We often hear said that younger members are the future of the Society. That is true; however, I argue that they are an integral component of its present. During my time on WCC and SOCED, I served as liaison to the Younger Chemists Committee, so I had a first-hand view of the professionalism, dedication and agility that YCC brings to its activities focused on engaging younger members. In particular, I applaud YCC’s contributions to ACS initiatives focused on diversity, inclusion and respect. In my “day job” I have served as faculty advisor to my college’s ACS Student Chapter for many years and have encouraged student involvement in ACS at the campus, local section and national levels. Over the years, I’ve heard frustration from younger ACS volunteer leaders that others in the ACS sometimes view them more as proteges to be mentored rather than leaders who are ready to apply their talents and expertise in service of the Society.

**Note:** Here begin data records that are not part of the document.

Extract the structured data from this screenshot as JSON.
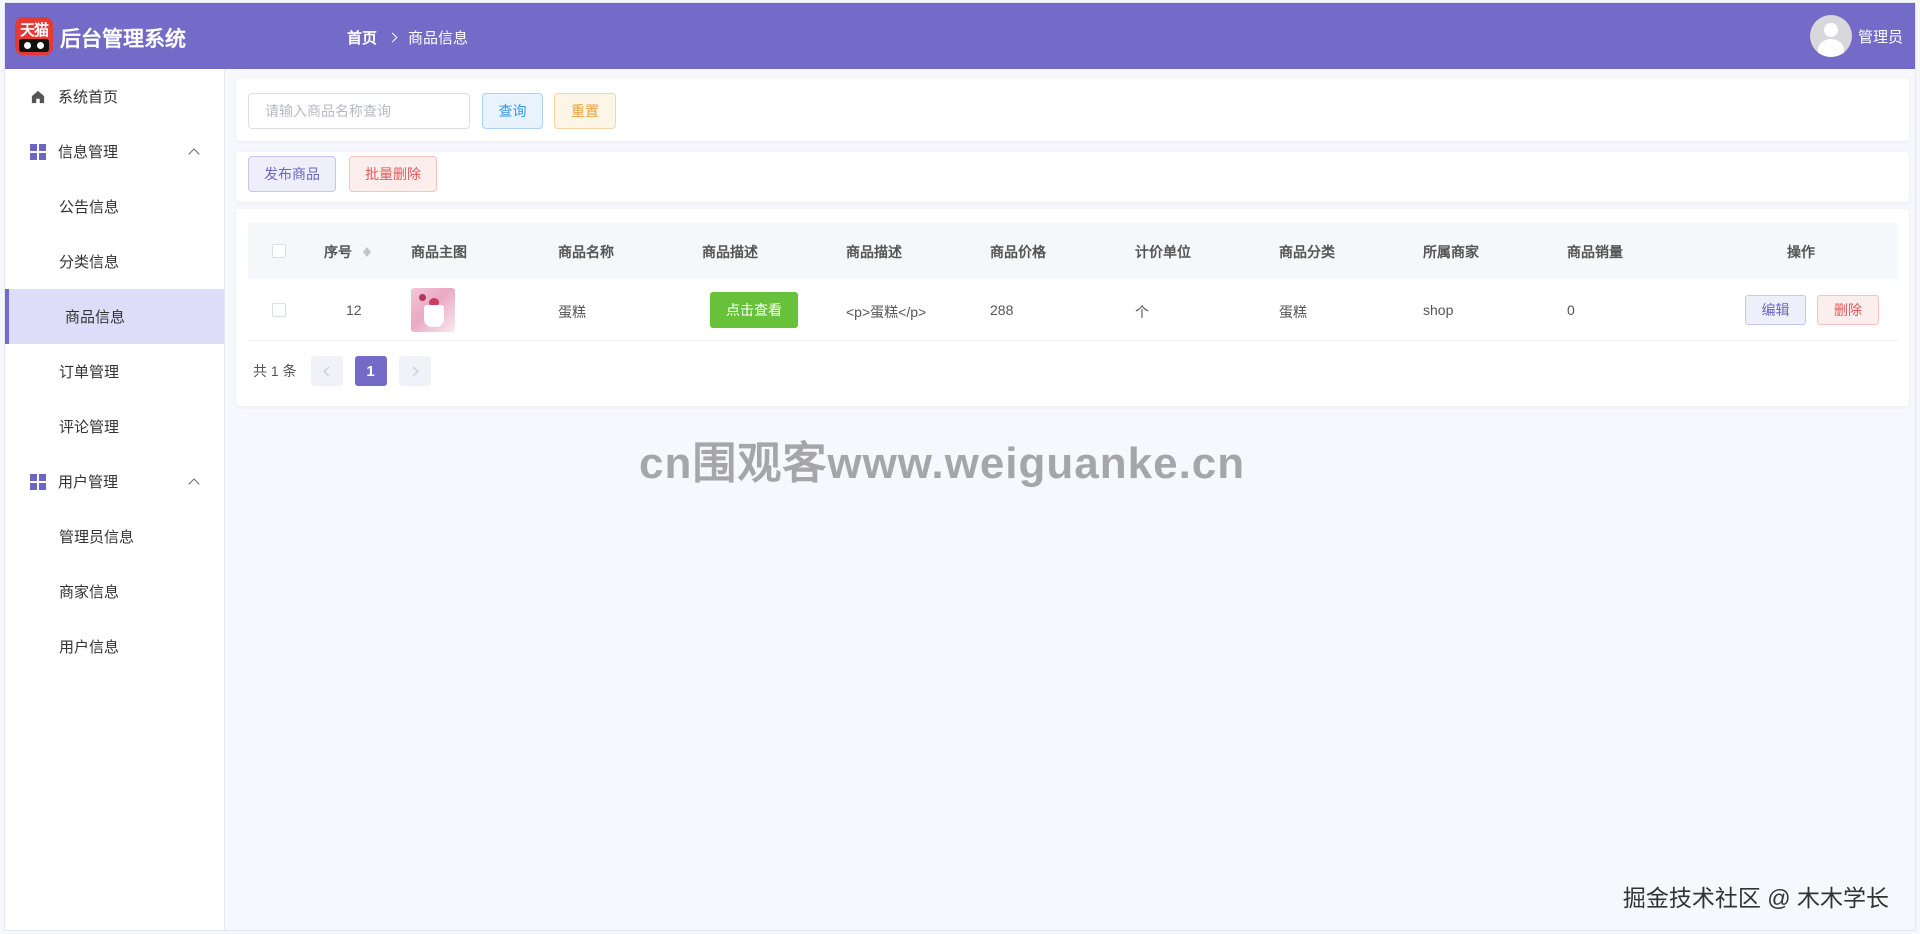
{
  "header": {
    "logo_text": "天猫",
    "app_title": "后台管理系统",
    "breadcrumb": {
      "home": "首页",
      "current": "商品信息"
    },
    "user": {
      "name": "管理员"
    },
    "bg_color": "#736bc7"
  },
  "sidebar": {
    "items": [
      {
        "label": "系统首页",
        "icon": "home-icon"
      },
      {
        "label": "信息管理",
        "icon": "grid-icon",
        "expanded": true
      },
      {
        "label": "公告信息"
      },
      {
        "label": "分类信息"
      },
      {
        "label": "商品信息",
        "active": true
      },
      {
        "label": "订单管理"
      },
      {
        "label": "评论管理"
      },
      {
        "label": "用户管理",
        "icon": "grid-icon",
        "expanded": true
      },
      {
        "label": "管理员信息"
      },
      {
        "label": "商家信息"
      },
      {
        "label": "用户信息"
      }
    ]
  },
  "search": {
    "placeholder": "请输入商品名称查询",
    "value": "",
    "query_label": "查询",
    "reset_label": "重置"
  },
  "toolbar": {
    "add_label": "发布商品",
    "batch_delete_label": "批量删除"
  },
  "table": {
    "columns": [
      "序号",
      "商品主图",
      "商品名称",
      "商品描述",
      "商品描述",
      "商品价格",
      "计价单位",
      "商品分类",
      "所属商家",
      "商品销量",
      "操作"
    ],
    "rows": [
      {
        "id": "12",
        "name": "蛋糕",
        "view_label": "点击查看",
        "desc_raw": "<p>蛋糕</p>",
        "price": "288",
        "unit": "个",
        "category": "蛋糕",
        "merchant": "shop",
        "sales": "0",
        "edit_label": "编辑",
        "delete_label": "删除"
      }
    ]
  },
  "pager": {
    "total": "共 1 条",
    "current_page": "1"
  },
  "watermark": "cn围观客www.weiguanke.cn",
  "credit": "掘金技术社区 @ 木木学长"
}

The current ACS governance structure rewards and celebrates longevity, and our deliberative processes can appear maddeningly slow. Some students and early-career chemical professionals may not be in position to commit to a multi-year appointment that might eventually provide them with a focused opportunity to contribute meaningfully. If I am elected, I will work with YCC to involve younger members in our committee structure but also to structure opportunities for leadership roles on short-term, high-impact initiatives.

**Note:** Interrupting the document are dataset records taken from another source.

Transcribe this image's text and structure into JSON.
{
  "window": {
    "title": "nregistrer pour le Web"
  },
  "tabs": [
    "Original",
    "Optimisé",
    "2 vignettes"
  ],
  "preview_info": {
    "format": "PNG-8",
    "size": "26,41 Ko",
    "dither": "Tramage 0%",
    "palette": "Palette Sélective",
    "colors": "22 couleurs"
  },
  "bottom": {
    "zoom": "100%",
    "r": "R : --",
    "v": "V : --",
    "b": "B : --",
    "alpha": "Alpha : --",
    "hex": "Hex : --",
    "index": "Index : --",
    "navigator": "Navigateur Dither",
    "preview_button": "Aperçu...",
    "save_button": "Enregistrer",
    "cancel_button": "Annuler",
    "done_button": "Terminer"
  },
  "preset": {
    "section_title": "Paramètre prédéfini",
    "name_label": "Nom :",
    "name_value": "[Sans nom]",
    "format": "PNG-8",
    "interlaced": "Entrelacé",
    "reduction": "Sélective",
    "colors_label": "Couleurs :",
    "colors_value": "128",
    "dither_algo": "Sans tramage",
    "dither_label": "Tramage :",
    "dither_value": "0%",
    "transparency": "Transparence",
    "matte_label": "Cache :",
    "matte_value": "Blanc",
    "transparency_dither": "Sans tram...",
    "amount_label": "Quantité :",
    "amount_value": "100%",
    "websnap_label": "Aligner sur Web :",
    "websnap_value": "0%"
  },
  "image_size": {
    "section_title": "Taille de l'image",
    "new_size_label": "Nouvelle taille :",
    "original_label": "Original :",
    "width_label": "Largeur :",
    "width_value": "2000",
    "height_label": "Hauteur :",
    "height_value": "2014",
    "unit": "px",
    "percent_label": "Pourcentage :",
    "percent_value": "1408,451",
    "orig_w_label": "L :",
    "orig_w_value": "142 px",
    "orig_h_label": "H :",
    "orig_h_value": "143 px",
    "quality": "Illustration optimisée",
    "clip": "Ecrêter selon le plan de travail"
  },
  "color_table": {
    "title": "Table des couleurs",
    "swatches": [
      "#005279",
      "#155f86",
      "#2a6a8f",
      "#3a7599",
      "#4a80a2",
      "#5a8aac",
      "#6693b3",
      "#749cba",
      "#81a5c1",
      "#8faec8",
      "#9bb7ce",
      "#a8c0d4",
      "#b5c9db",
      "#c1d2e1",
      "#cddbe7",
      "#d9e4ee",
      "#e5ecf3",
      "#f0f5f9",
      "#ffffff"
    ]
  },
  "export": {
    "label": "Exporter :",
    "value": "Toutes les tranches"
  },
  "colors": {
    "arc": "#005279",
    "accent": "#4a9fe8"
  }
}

What do you think the Society can do to improve the public perception of science?
ACS must continue to take a multi-pronged approach:
- Leading in evidence-based scientific education.

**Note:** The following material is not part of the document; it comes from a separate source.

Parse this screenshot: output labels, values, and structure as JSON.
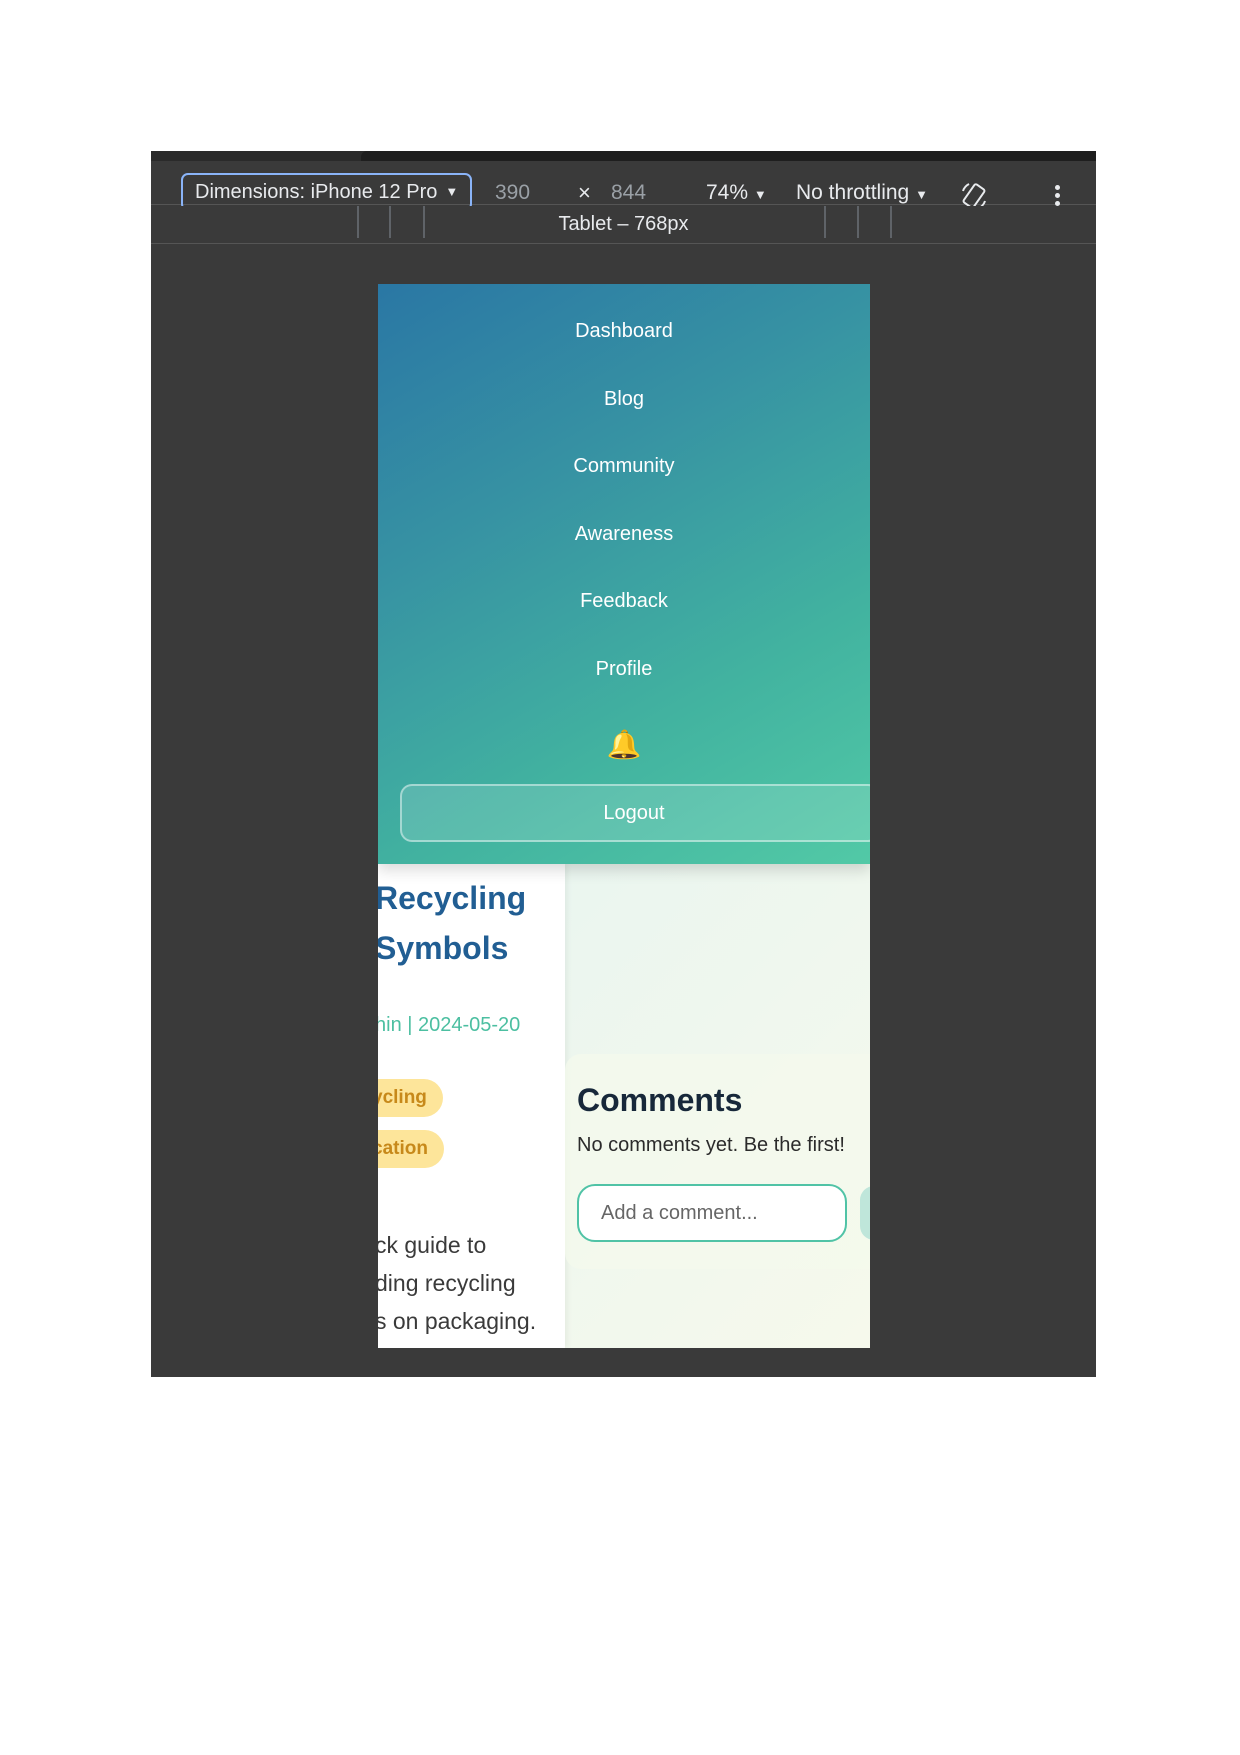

- Emphasizing the value to society of ethically conducted pure and applied research (and describing that research in terms that can be understood by members of the public).
- Encouraging ACS units and individual members to engage in public outreach activities.
- Enhancing advocacy for policies based on sound science.
ACS has more than 150 thousand members, who collectively can have a substantial impact. Participating in the ACS Presidential succession will provide a platform from which to increase my own effectiveness in outreach and advocacy.
Please share your ideas to improve career development for chemists pursuing careers outside of academia, and even outside of the lab
It is critically important counter the perception among some that ACS is an organization by and for PhD chemists in academic positions. All too often we speak of those who are employed outside of an academic/industrial/governmental laboratory setting as pursuing “alternative careers” as if they’ve somehow wandered off the one true path. This lack of respect can lead to members becoming disenfranchised at various career stages. Instead, we must celebrate and encourage all ACS members’ professional contributions to society.
In my role as a professor at a liberal arts college, I interact with undergraduate students on a daily basis. Most of these students will have careers that differ substantially from mine: they will work in multiple fields for several employers (including, perhaps, themselves) in different locations. Many of their job titles won’t include the word “chemist.” If they are to continue to see ACS as their professional home, they must feel that their experiences and expertise are valued, and their professional development is supported, by ACS and its other members.
It is critically important for ACS to encourage all its members to be lifelong learners, prepared to build upon their education and gain expertise in areas that might not even exist today, and establish and continually cultivate their professional networks. Although ACS offers an outstanding array of professional and leadership development programs, including short courses and webinars, these reach relatively few ACS members. I’d like to see ACS experiment more with ways of packaging and advertising these as member benefits.